Markets began the day on a low after Belgium’s credit rating was cut, France’s outlook lowered and six other eurozone members put on downgrade watch. Seoul closed down 3.43 percent, or 63.03 points, at 1,776.93, Tokyo shed 1.26 percent, or 105.60 points, to close at 8,296.12 and Sydney tumbled 2.38 percent, or 98.8 points, to 4,060.4
Hong Kong closed 1.18 percent lower, or 215.18 points, and Shanghai lost 0.30 percent, or 6.61 points.
North Korean state television said the 69-year-old Kim died on Saturday.

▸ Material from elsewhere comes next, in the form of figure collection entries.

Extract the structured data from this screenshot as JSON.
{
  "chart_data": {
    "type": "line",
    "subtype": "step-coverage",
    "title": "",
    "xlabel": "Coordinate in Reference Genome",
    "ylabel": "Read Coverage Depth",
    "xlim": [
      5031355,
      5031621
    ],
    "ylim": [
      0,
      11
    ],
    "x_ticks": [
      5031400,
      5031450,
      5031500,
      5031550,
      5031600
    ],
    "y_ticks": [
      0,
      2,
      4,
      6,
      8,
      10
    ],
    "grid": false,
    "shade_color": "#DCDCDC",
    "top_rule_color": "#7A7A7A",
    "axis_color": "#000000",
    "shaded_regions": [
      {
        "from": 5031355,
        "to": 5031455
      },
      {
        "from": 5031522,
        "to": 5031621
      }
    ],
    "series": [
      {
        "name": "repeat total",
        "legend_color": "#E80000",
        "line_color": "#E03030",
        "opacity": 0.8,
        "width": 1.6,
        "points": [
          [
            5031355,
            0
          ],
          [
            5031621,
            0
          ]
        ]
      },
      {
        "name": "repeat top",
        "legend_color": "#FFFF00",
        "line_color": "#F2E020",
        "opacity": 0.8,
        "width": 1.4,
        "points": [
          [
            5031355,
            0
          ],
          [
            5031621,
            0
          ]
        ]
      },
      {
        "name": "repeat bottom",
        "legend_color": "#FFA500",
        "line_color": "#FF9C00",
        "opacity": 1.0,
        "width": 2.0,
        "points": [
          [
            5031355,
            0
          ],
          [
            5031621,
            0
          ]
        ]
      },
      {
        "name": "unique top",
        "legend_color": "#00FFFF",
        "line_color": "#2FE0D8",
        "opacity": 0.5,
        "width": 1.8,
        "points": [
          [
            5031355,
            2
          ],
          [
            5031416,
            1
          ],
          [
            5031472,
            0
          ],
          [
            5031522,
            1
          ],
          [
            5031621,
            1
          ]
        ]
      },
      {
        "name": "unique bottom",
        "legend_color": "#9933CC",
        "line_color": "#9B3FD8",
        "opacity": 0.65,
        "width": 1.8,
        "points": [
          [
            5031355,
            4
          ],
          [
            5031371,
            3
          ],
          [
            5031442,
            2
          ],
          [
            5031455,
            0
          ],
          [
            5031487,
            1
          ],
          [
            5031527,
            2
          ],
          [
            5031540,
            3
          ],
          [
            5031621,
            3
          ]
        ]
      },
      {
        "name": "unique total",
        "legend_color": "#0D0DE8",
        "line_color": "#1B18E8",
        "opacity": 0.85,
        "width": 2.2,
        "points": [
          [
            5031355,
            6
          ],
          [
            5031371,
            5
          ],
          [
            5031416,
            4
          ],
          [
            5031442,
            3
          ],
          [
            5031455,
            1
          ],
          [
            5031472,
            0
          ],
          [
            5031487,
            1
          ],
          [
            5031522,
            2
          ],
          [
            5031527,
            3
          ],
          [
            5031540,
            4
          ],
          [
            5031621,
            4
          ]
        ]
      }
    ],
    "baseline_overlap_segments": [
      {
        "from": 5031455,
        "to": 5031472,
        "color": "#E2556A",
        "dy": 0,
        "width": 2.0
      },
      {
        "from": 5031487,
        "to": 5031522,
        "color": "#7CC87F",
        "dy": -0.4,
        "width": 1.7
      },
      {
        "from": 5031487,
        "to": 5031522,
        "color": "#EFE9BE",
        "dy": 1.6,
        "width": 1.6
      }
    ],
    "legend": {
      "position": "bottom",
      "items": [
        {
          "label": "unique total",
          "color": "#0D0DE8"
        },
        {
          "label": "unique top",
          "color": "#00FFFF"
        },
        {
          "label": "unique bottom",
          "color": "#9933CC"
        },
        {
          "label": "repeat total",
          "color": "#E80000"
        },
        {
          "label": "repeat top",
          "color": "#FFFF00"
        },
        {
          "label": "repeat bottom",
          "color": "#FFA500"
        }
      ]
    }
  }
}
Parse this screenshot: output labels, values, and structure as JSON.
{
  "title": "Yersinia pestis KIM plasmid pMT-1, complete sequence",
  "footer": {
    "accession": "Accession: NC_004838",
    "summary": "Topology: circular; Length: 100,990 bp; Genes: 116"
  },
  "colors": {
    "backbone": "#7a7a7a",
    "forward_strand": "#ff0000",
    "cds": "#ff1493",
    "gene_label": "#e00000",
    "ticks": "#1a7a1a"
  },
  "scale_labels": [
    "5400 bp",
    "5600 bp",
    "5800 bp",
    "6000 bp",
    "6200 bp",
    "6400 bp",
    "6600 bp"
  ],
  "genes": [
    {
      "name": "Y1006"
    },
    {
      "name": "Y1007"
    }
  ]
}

Stock markets extended their already deep losses amid nervousness about the future direction of the nuclear-armed country, with little known about heir-apparent Kim Jong-un, who is in his late 20s and considered inexperienced.
South Korean Deputy Finance Minister Choi Jong-ku said authorities in Seoul would monitor financial markets.
The US dollar jumped to 1,199.00 Korean won after the news of Kim’s death, from 1,164.30 before. It later eased to 1,175.40.
“Uncertainty is mounting as there are worries over the direction of North Korea and its leadership,” Ichiyoshi Investment Management fund manager -Mitsushige Akino said.
“Investors are simply in a rush to liquidate their positions,” he told Dow Jones Newswires.
On Friday, Moody’s Investors Service cut Belgium’s credit rating by two notches, citing tough conditions for in-debt European countries to borrow with little chance of a quick end to the eurozone crisis.
The agency reduced Brussels’ rating to from “Aa1” to “Aa3,” with a negative outlook.
Fitch Ratings lowered its outlook on France’s triple-A rating to negative from stable, saying the debt crisis “constitutes a significant negative shock to the region and to France’s economy and the stability of its financial sector.”
The agency also placed six eurozone nations, including Spain and Italy, on watch for a downgrade.
Hiroichi Nishi, general manager of the equity division at SMBC Nikko Securities, said: “Downgrades don’t really surprise us these days, but they will still weigh on sentiment.”
The euro bought US$1.3008 and ￥101.31 in Asian trade yesterday, compared with US$1.3032 and ￥101.37 in New York late on Friday.
The dollar was also at ￥77.93, up from ￥77.81.
Meanwhile, European shares rose yesterday supported by defensive stocks as worries about global growth, after the death of Kim Jong-il, and a warning from Fitch about possible credit downgrades kept investors from riskier cyclical sectors.
Worries about the eurozone debt crisis also kept investor’s out of riskier stocks after Fitch Ratings warned a “comprehensive solution” to the crisis was beyond reach and said it might cut France and six other euro zone countries credit rating.
Fund flow research suggested an elevated level of risk aversion by overseas equity investors over the past week.